T-POD am NAW (selbes Device wie im zuständigen Schockraum); bereits problemlos verwendet; alle am NAW tätigen Personen darauf eingeschult; Übung bei div. Traumafortbildungen;
SamSling auf einem RTW; Einschulung jedoch persönlich noch keine Erfahrungswerte;

AFAIK haben z.B. die Malteser in Wien die Beckenschlinge auch am RTW und sie ist auch Teil der Lehrmeinung für Sanitäter. Ich sähe jetzt auch nichts, was gegen eine selbständige Anwendung spräche.

Detto bei der 70er.

Unsere RTWs und der NAW habens auch drin. Ist beim ASB auch NÖ weit Teil der Ausbildung zumindest von NFS. Auch bei den RS ist die Beckenschlinge mittlerweile dabei soweit ich weiß.

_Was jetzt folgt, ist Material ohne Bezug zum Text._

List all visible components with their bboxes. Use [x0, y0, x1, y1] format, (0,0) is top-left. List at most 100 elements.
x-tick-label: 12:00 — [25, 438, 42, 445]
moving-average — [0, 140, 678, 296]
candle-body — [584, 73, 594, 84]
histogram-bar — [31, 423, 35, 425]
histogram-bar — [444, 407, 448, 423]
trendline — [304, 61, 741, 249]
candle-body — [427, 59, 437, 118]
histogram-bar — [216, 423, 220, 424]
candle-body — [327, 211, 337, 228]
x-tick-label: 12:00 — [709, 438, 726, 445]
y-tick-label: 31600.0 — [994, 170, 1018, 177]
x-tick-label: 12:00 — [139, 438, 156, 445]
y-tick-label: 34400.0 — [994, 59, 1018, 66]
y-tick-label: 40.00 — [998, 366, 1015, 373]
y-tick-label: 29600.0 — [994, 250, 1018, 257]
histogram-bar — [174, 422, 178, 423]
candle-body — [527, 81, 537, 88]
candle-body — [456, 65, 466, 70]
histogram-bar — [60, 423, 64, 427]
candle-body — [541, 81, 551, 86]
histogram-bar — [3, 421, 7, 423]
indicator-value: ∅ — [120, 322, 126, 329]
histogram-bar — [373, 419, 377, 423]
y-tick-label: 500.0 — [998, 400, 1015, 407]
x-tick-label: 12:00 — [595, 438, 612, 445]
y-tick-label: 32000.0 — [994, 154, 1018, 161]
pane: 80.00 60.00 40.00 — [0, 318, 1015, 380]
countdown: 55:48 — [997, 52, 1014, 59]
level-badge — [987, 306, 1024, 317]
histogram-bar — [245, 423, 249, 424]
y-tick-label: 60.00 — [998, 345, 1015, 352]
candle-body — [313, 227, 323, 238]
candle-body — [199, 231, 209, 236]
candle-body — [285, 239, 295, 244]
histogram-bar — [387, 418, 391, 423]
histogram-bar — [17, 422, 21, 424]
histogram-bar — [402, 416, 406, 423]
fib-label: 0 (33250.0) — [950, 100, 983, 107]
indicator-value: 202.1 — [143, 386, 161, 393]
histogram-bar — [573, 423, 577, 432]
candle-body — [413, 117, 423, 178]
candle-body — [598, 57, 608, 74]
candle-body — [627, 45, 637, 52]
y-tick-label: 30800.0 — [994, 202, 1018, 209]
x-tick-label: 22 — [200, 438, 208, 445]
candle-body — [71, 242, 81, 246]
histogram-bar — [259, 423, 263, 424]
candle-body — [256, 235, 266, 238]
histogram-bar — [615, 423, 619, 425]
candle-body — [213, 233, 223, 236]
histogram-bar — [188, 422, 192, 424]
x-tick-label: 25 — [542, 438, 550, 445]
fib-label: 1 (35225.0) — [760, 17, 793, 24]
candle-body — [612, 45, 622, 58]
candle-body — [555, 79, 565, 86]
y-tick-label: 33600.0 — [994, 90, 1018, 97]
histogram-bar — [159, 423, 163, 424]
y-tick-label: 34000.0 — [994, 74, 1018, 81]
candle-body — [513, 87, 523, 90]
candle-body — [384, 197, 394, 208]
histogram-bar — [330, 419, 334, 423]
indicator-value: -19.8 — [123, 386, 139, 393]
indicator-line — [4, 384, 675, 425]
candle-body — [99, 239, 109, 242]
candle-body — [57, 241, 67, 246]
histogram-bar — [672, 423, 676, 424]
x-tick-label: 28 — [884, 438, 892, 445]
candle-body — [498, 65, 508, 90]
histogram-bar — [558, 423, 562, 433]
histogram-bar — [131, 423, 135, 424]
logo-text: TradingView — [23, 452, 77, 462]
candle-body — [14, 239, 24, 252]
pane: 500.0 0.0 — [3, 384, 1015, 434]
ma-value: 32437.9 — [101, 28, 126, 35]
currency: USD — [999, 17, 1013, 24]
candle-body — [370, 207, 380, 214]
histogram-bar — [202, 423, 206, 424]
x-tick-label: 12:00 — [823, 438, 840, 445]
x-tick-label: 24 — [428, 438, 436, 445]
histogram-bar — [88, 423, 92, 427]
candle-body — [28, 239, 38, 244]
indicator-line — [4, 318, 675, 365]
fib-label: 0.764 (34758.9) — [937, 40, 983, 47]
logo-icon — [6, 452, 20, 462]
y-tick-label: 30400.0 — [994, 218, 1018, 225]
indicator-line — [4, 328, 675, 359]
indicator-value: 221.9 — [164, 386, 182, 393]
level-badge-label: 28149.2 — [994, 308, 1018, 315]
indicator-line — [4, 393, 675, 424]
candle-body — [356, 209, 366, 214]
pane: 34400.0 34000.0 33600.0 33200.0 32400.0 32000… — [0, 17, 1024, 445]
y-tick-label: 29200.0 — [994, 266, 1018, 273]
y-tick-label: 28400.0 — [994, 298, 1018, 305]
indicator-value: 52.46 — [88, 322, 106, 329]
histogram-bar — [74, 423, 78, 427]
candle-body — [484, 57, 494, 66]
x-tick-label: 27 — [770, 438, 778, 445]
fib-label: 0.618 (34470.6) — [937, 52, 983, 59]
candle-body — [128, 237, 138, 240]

Und was sagen die Lehrmeinungen von Malteser/70er/ASB zur Beckenschlinge? Wann durch wen, wann nicht?

Es muss aber nicht immer ein speziell entwickeltes Gerät herhalten und am Auto sein. Man kann das Becken am Spineboard auch mit einem Leintuch stabilisieren. So wurde es bei mir unterrichtet. Indikation war ein instabiles Becken soweit es der Pat. toleriert.

Da der T-Pod ja nun am NEF NÖ vorhanden ist würde mich die Freigabe dazu interessieren. Habe gehört, dass er ab NFS zur eigenständigen Verwendung freigegeben ist. RS erst nach Indikation durch Arzt.

Im Info Nr.27 steht allerdings:
Ab Stufe RS nach MPG Einschulung UND Indikation durch Arzt.

In einer neueren Aussendung soll RS durch NFS ersetzt worden sein.

Kann mir jemand sagen was nun die Endgültige Version ist?

MA70: Indikation Beckengurt nach PHTLS: Traumageschehen mit Patienten bei Bewusstsein mit Schmerzen im Beckenbereich, Bewusstloser Patient mit Unfallkinematik welche ein Beckentrauma möglich macht.
Kontraindikation: Keine.
Durchzuführende Person: Sanitäter egal welcher Ausbildungsstufe.